Sounds pretty much like my experience with Google. I'm an embedded programmer with a EE degree, not a CS degree, and they hammered me with a bunch of algorithm questions like you said. I'm not even interested in (nor qualified for) heavy-CS type work; I thought maybe they'd want me for more low-level stuff or doing some kind of work with hardware, custom OS or driver development, etc.

But as I said above, don't paint all big companies with the same brush. Google's interviews are not at all like the interviews I've done with a bunch of other big companies. In many big companies, the different groups work entirely differently anyway; when I interviewed at Freescale, it wasn't any different than interviewing at some small company really, and the small workgroup I ended up working in was a great team to work with, and again didn't deal that much with the rest of the company anyway. It was a great experience except for upper management screwing it all up after a couple of years.


Haha, yeah, I do systems development, not far from your area of work, I imagine. I have a CS degree, but I hated doing it. Google seemed to be aiming for CS experts, and I just want to make computers do cool/useful stuff.

Of course, there's other disadvantages to working for big companies. Lots of dead weight (see: that recruiter I worked with), lots of rules, a lack of trust, lots of bureaucracy... I'd do it if I have to, but the small company vibe works way better for me.

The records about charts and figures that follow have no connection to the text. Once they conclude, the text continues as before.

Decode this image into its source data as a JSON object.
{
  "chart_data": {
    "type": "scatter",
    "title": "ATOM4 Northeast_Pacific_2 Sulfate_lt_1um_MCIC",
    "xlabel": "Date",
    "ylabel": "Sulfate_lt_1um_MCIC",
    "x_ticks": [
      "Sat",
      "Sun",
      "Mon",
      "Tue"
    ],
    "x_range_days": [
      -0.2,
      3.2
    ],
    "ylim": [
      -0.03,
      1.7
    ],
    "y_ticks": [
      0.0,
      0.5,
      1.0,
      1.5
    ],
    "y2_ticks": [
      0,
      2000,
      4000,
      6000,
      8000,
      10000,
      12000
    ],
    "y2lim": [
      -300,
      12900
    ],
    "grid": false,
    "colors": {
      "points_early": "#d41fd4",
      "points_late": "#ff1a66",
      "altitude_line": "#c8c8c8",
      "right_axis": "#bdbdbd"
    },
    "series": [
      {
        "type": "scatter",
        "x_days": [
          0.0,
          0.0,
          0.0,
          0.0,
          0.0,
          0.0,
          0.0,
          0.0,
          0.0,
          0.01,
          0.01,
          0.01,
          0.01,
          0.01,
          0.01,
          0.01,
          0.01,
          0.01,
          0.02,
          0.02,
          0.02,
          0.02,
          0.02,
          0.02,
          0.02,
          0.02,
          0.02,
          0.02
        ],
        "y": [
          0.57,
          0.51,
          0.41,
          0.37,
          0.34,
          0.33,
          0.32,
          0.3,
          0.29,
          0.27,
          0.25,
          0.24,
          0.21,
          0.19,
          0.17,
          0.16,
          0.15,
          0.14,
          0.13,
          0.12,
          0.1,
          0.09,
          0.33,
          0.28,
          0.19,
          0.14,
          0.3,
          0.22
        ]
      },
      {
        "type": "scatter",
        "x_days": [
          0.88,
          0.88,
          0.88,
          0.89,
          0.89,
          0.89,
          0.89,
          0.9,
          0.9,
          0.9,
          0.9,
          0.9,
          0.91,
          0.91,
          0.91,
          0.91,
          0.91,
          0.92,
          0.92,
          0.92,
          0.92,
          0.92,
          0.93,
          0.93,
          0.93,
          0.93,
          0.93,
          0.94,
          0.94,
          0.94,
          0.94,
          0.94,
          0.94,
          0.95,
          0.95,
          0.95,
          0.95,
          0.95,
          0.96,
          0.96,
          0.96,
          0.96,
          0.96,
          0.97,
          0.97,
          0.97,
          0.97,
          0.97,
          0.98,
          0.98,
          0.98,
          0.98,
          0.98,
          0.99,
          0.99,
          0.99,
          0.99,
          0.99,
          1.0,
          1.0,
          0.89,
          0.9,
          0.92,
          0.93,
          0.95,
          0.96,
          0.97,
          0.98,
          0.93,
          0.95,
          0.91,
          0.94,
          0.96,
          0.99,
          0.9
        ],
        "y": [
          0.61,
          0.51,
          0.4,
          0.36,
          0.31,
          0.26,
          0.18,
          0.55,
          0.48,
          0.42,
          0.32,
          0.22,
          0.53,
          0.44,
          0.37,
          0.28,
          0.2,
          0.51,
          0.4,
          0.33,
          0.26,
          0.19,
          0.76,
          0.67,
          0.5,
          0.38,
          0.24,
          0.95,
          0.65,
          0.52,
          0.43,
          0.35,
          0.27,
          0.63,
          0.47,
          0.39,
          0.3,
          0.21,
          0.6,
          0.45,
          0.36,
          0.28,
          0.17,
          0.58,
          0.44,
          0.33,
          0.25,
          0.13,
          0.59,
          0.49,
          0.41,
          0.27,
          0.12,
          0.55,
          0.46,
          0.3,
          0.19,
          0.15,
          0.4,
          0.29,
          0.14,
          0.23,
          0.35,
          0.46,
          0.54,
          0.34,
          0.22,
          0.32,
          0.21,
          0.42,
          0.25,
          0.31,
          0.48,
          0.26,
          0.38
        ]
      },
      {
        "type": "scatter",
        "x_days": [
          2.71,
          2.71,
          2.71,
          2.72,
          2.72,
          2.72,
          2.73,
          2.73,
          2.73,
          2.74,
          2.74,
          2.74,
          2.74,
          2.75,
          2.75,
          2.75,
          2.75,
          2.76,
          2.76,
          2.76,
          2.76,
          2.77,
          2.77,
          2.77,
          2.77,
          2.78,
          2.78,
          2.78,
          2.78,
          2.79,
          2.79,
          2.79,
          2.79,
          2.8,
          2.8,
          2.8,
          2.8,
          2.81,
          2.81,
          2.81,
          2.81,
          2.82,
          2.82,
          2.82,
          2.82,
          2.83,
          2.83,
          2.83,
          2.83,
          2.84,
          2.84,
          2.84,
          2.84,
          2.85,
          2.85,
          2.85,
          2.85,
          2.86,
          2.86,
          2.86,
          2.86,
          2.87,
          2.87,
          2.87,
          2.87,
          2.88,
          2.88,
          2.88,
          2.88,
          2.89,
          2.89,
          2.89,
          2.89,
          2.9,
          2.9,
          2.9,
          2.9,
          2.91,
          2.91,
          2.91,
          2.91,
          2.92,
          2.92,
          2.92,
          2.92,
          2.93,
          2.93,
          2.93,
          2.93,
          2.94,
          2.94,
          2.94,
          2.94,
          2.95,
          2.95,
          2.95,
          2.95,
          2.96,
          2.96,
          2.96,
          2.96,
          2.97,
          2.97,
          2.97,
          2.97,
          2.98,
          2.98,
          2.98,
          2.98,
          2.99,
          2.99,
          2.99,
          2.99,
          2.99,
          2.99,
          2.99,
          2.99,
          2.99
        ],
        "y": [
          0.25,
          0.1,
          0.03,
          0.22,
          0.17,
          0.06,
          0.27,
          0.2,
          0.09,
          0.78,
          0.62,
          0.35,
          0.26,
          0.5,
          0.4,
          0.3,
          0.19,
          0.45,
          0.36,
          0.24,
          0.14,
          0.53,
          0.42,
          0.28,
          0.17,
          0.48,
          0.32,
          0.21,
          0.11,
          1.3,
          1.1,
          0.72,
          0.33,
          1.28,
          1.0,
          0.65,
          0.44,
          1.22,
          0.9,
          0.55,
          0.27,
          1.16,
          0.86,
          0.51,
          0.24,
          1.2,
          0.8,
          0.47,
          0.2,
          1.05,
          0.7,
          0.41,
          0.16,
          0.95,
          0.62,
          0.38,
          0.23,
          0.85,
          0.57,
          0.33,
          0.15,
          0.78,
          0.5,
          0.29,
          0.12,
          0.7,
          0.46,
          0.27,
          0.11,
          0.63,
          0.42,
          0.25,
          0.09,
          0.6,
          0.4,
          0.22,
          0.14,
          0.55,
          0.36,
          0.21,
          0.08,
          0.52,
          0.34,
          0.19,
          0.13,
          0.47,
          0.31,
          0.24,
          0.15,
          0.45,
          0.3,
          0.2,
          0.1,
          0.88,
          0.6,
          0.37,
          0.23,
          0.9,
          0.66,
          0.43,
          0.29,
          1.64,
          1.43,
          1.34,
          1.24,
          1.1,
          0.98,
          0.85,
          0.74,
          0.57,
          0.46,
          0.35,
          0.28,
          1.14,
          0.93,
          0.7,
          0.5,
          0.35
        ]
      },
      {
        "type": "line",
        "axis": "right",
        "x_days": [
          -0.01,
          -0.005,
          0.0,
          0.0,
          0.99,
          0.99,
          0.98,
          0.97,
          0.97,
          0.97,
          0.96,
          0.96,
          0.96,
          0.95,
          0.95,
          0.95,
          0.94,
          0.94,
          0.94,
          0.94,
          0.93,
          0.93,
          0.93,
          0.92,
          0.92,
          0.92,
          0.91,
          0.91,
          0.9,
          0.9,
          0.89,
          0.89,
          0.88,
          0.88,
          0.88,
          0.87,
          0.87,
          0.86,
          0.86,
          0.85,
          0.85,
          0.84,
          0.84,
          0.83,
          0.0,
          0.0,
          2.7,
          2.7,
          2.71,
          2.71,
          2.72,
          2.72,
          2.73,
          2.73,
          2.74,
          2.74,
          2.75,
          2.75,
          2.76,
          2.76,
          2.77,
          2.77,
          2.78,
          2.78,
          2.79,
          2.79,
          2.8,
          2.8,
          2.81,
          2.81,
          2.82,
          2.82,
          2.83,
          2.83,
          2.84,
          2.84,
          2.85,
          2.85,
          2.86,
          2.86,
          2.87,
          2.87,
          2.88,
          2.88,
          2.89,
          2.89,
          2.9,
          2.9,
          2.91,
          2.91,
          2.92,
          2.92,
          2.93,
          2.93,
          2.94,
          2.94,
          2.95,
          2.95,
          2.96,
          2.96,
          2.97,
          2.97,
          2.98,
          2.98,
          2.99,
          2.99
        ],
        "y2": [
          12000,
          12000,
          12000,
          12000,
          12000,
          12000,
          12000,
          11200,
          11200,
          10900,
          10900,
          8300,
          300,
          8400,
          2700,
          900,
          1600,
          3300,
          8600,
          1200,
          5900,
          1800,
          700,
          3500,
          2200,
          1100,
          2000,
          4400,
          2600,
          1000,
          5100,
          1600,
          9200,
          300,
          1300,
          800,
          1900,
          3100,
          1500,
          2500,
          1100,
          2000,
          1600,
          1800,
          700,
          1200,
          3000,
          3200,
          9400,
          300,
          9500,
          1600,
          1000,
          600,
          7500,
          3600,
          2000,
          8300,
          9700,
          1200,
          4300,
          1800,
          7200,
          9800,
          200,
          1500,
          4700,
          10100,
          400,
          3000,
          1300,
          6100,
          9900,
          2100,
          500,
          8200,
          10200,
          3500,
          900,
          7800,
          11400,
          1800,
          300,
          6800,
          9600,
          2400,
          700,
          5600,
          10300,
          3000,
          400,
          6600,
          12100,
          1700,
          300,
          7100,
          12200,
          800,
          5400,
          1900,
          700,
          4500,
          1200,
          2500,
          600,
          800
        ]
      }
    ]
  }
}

There's advantages to big companies too: better pay usually, better benefits, more structure, and in my experience more professionalism. Also the ability to move laterally is useful. If you're a female or minority you'll probably do better in a big company too because they're very intolerant of harassment and discrimination because they can get in legal trouble for it, so they're very proactive about addressing these things early on, providing training for it, etc., whereas some small companies I've been at seem to have a "good-ole boy" culture still hanging around. If you can get into the right workgroup, a big company can be a good experience, but different groups and departments can be run very differently from each other within the same company.


Not saying it's a good interview question, but if you ever need to quickly estimate exponents of 2 just remember 2^10 bytes=1kb, 2^20=1mb, 2^30=1gb, etc. so 2^14 would be 16kb.